Watchdog: Georgia’s judicial system is improving

TI Georgia published a report after it monitored trials of high-profile criminal cases from July 2013 to May 2014., 07 Jul 2014 - 15:20, Tbilisi,Georgia

Non-Governmental organisation Transparency International Georgia (TI Georgia) says Georgia’s court system has improved in the past 12 months.

TI Georgia published a report after it monitored trials of high-profile criminal cases from July 2013 to May 2014.

The group’s observers attended court hearings of eight former high officials – Vano Merabishvili, Gigi Ugulava, Nikanor Melia, Bachana Akhalaia, Data Akhalaia, Nika Gvaramia, Megis Kardava and Tsezar Chocheli.

The court proceedings for these hearings had been completed and the final verdicts had been delivered. The report also covered cases still under discussion.

This is the second time TI Georgia has published this kind of monitoring report. The first one covered the period from February 2013 to July 19, 2013.

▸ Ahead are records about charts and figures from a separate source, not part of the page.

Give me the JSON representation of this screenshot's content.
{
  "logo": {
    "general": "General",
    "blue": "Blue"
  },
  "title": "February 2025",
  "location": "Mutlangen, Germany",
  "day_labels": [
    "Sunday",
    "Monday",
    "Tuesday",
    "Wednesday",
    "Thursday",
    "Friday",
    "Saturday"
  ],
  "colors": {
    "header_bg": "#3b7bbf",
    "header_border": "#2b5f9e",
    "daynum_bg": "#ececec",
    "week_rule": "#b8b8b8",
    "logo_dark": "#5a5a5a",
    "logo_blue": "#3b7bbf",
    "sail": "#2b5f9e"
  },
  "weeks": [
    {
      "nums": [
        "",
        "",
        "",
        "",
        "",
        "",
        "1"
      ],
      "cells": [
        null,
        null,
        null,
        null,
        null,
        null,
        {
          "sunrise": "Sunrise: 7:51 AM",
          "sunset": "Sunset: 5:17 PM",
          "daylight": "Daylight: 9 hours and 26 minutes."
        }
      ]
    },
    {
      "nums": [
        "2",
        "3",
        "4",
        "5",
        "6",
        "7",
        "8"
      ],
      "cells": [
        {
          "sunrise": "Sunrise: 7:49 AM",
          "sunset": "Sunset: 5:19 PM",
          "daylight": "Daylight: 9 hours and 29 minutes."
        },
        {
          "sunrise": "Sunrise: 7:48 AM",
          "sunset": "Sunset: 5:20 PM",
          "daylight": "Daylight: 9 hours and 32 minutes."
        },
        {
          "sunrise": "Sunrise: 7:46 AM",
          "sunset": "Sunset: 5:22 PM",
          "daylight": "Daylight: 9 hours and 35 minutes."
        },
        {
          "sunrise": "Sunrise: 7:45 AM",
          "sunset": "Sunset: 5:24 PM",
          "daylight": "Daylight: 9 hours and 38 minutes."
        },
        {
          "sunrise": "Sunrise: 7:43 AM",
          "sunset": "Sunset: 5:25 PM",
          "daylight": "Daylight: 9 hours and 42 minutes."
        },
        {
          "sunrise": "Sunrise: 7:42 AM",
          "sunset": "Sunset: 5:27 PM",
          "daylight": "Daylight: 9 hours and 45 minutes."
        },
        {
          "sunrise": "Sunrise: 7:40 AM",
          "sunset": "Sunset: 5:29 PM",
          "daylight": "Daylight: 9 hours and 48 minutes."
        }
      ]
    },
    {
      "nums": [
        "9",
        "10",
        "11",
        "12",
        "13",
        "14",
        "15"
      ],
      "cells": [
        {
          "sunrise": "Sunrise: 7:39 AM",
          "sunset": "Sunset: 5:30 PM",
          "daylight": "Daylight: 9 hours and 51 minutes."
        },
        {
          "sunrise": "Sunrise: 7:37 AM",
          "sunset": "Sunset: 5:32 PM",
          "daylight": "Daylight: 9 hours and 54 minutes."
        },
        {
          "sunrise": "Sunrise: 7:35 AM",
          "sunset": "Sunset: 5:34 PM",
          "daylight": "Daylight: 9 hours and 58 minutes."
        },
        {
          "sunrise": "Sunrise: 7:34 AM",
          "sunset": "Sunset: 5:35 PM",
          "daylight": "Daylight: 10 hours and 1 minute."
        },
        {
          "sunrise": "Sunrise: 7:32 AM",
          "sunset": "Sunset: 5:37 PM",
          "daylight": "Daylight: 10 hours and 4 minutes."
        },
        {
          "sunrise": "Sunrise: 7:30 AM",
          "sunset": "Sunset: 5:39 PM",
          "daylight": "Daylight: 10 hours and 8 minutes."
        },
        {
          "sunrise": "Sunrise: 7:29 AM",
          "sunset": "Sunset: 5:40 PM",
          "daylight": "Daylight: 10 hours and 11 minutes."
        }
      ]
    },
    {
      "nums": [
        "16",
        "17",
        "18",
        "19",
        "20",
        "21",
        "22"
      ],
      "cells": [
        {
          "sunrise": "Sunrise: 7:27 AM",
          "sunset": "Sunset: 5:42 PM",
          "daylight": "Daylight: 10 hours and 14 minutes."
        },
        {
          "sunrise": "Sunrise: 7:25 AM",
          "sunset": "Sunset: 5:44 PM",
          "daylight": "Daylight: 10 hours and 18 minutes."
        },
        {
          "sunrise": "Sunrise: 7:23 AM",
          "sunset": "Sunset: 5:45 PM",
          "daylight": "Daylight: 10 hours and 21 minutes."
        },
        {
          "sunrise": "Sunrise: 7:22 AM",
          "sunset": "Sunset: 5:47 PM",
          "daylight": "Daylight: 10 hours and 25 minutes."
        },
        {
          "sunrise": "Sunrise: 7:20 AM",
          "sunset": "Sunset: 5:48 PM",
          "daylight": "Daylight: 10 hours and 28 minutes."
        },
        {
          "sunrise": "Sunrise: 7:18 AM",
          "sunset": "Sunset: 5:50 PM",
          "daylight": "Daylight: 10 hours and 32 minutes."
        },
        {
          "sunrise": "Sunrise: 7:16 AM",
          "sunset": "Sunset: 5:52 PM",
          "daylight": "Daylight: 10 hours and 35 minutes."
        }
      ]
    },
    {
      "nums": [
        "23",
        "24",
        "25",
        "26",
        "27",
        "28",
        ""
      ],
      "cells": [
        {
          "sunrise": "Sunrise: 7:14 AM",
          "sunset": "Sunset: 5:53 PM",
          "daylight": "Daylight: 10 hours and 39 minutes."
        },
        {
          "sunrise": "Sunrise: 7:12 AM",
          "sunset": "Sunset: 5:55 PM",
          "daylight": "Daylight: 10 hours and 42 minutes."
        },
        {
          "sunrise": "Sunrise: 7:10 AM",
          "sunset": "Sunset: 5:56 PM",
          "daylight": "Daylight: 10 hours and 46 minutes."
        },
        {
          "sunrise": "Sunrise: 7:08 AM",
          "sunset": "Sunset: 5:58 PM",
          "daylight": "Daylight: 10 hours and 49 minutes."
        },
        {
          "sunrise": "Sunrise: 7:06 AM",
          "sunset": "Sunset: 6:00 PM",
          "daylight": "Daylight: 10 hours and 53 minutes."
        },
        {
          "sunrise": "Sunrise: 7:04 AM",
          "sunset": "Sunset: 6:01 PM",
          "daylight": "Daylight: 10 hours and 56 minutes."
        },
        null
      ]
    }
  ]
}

In its most recent report, several positive trends were outlined through the monitoring process. The report said that compared with the previous monitoring period, a portion of the Prosecutor’s actions had clearly improved. In some cases the Prosecutor’s actions had been more argumentative than during the previous monitoring period.

Also, TI Georgia said compared with the previous period, the Prosecution had not based their cases solely on witness testimony but used other evidence to back up the case.

In addition, judges held the Defence and Prosecution both equally liable in instances of misconduct and fined each side when appropriate.

The report also noted some improvements that could be made to Georgia’s judicial system. It said in some instances witnesses were not properly separated while in the Court building and this could be changed.

"As a result, in one of the cases, a number of witnesses were called who had been waiting together in the Court corridor wherein they were able to communicate with one another. Monitors frequently noted that witnesses were called had spoken to each other in the Court’s corridor.”

The report also noted that during the monitoring period a number of high ranking officials made statements which directly violated the principle of the presumption of innocence.

"It is possible that these instances put an indirect form of pressure on the Court’s assessments. While trials were ongoing, politicians attempted to politicize the trials, which could have had an indirect effect on the judges,” TI Georgia said.

In addition, TI Georgia said the Defence made several unjustified public statements about Judges and Prosecutors being biased.